10.12.04

Post Scriptum # 422



Clement Magloire Saint-Aude
(Haiti, 1912-1971)

A presente tradução, a primeira em língua portuguesa, foi feita a partir dos fragmentos poéticos encontrados na OPUS INTERNATIONAL nº 19/20. O volume inteiro deste autor haitiano teve recentemente a sua republicação em França, com chancela da Gallimard


REFLEXOS

Atado, franzino, o mofo do nada
na minha gravata de cavalo
flácido como o desconhecido e sobre os caminhos.

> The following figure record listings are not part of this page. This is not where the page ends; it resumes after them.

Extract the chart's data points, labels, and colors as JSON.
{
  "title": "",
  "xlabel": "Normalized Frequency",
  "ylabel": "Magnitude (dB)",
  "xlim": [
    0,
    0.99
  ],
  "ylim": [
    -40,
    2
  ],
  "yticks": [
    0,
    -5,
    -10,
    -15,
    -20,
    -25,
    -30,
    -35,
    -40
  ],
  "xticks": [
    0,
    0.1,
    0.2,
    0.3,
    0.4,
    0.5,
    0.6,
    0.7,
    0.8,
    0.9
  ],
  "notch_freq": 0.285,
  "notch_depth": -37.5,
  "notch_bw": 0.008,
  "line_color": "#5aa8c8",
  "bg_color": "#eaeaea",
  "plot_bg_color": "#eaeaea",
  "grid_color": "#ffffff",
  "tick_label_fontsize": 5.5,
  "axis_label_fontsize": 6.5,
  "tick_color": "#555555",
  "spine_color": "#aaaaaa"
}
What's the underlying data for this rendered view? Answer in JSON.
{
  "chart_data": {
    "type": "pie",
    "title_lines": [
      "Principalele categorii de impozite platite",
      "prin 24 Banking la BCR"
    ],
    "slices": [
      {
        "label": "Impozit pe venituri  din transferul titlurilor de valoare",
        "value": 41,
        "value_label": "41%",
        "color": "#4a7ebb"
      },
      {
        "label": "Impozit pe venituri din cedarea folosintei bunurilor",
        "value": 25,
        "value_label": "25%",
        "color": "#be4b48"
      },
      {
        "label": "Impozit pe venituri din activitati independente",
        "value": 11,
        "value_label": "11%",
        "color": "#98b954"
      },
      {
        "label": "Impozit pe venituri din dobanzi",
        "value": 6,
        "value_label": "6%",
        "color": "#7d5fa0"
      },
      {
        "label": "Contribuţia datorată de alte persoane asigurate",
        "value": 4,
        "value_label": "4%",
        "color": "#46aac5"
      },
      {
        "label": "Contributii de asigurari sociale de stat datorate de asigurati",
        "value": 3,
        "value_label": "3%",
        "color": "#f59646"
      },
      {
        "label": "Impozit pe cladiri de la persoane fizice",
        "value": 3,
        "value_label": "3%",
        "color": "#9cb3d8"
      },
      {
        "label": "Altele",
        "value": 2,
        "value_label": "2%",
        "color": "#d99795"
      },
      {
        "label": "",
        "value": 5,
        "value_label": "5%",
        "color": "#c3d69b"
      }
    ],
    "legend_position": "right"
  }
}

Lamentações nos escarros dos mortos.

A negligente franquia paga para falar
fora das minhas ancas
como um alazão árabe.
O êxtase o luto a luxúria
na gordura dos repiques dos estertores.

No calafrio das rendas, ó minha bela emoção
- frio de lâmpadas frias.

Doce e gelada a rua da Madalena
hortelã-pimenta de extintos lumes.

Eu saio dos liames do meu sol invulgar.
Serei eu o intérprete dos séculos
a escultura dos ventos dos centauros?

Desço, desenraizado repetido
num cabelo antecedido p'los meus dedos.

E como a suavidade da carícia
para onde vai, ó paz, o meu coração?

No galope dos mudos zeladores
dobro-os congelo-os
- castos de vida
nos faróis recortados.

Amargo é quem nasce para os elogios
e a vós deseja, espíritos
enclausurados e marmóreos



Pois este é o poema do prisioneiro
o tilintar dos sóis rememorados

E as matracas enterradas
no coração do peregrino.

Eis o meu sudário sem coroa
na vaidade deste baile
nos saltos de Antinéa
enluvada por este ideal.

A estrela do mendigo ouve
ouve o respirar vazio
da minha morte
da minha angustiada estupefacta
escrita
este meu lenço rendilhado de cambraia.

Retorcidos nos meus olhos apagados
a caneta e o poema que não atende a causas.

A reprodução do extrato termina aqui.